Les droits de l'enfant à naître

03.12.2021

 

Avant même de naître, votre enfant vient de perdre son père ou  grand-père ?

Il est en droit d’obtenir une indemnisation en raison du préjudice moral qu’il subit du fait de cette absence.

Le préjudice d’affection se définit comme le préjudice moral subit par les proches, lié à la souffrance causée par le décès de la victime directe.

Depuis 2017, la Cour de cassation admet l’indemnisation du préjudice moral de l’enfant né après le décès de son père.

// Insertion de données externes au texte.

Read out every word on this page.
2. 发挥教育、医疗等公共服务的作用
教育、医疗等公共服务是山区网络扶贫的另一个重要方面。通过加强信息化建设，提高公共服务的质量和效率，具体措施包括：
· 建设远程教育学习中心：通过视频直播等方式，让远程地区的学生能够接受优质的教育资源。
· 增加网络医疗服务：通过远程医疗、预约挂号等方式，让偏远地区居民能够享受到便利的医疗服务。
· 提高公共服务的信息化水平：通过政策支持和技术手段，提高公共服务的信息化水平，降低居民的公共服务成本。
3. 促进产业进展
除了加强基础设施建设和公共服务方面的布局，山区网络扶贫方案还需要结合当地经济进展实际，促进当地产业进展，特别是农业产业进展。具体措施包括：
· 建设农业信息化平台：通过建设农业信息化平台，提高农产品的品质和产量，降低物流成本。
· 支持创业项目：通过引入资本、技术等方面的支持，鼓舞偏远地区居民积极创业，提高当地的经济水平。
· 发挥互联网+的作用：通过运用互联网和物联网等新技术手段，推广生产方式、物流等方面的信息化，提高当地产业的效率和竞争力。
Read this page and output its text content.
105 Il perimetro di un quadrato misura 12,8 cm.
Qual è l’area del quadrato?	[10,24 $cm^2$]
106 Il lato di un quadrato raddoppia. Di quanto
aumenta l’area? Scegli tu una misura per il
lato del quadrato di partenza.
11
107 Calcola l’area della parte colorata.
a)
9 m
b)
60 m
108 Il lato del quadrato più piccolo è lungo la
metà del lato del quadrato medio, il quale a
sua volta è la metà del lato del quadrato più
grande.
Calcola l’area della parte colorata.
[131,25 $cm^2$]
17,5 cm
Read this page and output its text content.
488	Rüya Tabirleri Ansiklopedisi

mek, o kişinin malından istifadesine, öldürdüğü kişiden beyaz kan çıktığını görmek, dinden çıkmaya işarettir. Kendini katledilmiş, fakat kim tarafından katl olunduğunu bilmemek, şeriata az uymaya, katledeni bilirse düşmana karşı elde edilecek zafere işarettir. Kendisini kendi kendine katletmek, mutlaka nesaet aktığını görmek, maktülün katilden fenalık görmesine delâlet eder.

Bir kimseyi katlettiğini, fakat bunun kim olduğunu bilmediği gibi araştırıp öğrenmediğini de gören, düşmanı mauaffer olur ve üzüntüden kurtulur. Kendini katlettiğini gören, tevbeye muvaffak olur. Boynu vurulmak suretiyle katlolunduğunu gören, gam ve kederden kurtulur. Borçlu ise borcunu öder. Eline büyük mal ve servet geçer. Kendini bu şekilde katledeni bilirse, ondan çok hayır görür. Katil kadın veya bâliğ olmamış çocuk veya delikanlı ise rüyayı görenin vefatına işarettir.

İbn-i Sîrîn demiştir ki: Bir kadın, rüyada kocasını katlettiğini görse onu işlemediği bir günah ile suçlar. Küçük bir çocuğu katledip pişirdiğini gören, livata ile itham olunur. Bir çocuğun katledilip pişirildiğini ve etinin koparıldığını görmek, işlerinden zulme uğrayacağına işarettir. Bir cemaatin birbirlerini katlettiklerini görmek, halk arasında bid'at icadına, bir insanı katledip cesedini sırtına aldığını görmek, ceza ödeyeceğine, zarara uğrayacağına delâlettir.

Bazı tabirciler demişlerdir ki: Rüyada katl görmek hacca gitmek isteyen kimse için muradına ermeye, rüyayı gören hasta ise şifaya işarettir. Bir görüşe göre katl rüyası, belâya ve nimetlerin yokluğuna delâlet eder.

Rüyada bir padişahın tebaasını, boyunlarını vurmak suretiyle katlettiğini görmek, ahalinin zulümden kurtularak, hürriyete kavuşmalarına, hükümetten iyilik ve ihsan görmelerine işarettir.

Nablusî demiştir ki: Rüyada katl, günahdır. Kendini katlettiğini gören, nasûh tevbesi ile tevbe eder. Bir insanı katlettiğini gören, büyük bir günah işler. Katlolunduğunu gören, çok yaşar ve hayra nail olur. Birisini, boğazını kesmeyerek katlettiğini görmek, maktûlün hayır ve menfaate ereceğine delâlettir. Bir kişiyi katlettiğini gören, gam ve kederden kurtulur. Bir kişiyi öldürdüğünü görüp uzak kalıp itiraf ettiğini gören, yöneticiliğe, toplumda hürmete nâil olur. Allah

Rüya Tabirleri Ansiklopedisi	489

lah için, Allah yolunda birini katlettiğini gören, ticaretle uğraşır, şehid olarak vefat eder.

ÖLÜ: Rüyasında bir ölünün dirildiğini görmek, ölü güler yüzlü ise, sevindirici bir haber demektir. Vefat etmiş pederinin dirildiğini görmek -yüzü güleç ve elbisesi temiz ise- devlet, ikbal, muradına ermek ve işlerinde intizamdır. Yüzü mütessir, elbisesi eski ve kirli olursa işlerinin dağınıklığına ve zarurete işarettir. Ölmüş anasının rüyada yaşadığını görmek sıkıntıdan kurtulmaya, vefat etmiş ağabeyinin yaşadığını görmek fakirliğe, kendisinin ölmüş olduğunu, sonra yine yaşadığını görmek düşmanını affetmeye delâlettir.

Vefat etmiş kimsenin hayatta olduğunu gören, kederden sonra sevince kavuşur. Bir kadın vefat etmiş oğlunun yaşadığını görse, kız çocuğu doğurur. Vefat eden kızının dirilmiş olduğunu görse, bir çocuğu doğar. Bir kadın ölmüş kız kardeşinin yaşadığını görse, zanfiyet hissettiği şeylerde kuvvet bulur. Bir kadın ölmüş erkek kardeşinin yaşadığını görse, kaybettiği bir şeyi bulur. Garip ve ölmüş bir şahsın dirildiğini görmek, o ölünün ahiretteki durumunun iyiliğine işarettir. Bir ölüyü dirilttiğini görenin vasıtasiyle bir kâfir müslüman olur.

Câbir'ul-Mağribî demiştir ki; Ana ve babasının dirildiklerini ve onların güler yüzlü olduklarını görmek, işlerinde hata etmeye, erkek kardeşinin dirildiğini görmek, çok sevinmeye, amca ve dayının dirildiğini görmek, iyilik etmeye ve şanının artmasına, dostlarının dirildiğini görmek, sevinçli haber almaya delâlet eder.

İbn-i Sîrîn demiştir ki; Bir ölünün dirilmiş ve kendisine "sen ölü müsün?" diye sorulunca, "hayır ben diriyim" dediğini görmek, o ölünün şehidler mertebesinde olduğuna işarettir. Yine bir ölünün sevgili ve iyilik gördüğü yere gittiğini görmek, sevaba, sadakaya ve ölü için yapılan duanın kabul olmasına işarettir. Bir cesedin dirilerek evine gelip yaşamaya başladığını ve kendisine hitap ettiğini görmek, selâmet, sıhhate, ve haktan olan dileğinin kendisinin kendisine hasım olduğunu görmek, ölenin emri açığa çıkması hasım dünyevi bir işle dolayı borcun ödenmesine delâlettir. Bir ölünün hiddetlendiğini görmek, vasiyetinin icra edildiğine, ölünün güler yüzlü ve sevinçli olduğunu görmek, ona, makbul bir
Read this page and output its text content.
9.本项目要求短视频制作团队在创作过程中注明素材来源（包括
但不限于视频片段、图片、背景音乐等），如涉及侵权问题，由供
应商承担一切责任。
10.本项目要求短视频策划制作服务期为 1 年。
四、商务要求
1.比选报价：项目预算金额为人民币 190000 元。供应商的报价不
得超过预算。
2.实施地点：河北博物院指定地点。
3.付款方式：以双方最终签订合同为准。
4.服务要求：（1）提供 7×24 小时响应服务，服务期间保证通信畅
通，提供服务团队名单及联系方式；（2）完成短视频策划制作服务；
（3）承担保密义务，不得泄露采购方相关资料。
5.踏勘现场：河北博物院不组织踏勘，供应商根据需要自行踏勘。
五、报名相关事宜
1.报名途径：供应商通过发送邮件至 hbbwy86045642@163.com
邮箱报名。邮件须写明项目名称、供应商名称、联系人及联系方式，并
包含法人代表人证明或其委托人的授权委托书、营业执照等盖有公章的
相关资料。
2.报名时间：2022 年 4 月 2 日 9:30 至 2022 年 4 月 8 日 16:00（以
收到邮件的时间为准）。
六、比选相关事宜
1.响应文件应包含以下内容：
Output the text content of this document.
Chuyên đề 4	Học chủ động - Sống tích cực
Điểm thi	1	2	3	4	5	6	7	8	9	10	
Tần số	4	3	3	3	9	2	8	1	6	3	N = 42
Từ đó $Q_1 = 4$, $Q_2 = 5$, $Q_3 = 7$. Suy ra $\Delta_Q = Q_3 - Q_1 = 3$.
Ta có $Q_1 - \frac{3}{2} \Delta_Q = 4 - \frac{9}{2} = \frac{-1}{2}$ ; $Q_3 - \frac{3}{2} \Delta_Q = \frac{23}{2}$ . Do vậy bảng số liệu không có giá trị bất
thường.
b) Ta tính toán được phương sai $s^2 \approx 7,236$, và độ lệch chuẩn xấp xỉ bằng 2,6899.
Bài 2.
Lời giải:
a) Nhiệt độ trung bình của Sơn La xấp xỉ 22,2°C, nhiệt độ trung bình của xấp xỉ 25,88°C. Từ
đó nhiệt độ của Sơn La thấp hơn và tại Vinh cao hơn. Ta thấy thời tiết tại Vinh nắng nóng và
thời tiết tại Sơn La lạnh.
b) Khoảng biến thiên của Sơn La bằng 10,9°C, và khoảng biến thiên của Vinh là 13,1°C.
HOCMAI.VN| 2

La Cour de cassation, dans un arrêt du 11 février 2021, a élargi le droit d’indemnisation, pour le décès de membres de la famille autres que les père et mère.

Ce n’est plus seulement le père qui est visé mais le grand-père : la deuxième chambre civile admet l’indemnisation du préjudice moral de l’enfant conçu mais pas encore né  au moment du décès de son grand-père.

Pour obtenir une indemnisation au titre du préjudice d’affection, aucun justificatif particulier n’est demandé aux enfants, parents, grands-parents, conjoints ou concubins du défunt car il est admis que des liens particuliers d’affection les unissent.

Le décès de l’un d’eux génère donc nécessairement une souffrance chez les proches directs, y compris chez l’enfant à naître dont les droits seront cependant exercés après sa naissance.